The executioners, skilled as they were at handling tormented wretches, kept their hold on Maksoud with difficulty.
And then the cool voice of the sultan, as he emerged from the pit: "Well, Ismeddin, couldn't you wait for me? I heard his howling long before I reached the surface."
"Mercy, O Magnificent! Not into that pit of Iblis!"
"The penalty of poor marksmanship, Maksoud," declared the sultan. "Had you practised in private a few more days, I would not be here deciding your fate."

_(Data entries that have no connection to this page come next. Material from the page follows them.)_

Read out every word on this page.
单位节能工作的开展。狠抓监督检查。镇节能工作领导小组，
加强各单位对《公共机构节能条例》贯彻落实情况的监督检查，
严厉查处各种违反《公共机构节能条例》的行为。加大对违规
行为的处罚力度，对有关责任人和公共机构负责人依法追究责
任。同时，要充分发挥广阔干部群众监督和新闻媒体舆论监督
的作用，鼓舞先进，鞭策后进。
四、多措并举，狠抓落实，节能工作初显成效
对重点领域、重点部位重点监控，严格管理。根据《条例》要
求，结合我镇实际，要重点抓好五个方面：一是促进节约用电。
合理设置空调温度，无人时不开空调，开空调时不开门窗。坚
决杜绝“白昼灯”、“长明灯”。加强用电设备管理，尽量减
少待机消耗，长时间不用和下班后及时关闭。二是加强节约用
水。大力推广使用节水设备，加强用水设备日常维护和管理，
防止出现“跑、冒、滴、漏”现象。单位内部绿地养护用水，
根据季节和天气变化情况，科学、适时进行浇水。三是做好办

He smiled and stroked his beard.
"And so you fancied being sultan, did you?" resumed Schamas ad Din. "Those wild fancies are deplorable. Yussuf, here, has devised an entertainment worthy of your bungling; but he shall save it for another."
The chief of the black slaves looked up from his implements, and grinned.
"That pit, master ... spare me that!"
"Well, and so be it, Maksoud ... ungrateful son of my brother. But listen: I have devised a doom which will make that pit seem a childish game, and the companions of the pit pleasant playmates. For those whom these ruins have done to death and torment and madness have lived but a month or two of frenzy. But what I have devised——"
He paused, ignoring the prisoner and his pleas. The sultan's smile faded, and his features became drawn and thoughtful. He leaned against the balustrade, and stared at those eleven all too life-like figures squatting on their pedestals of chiseled stone.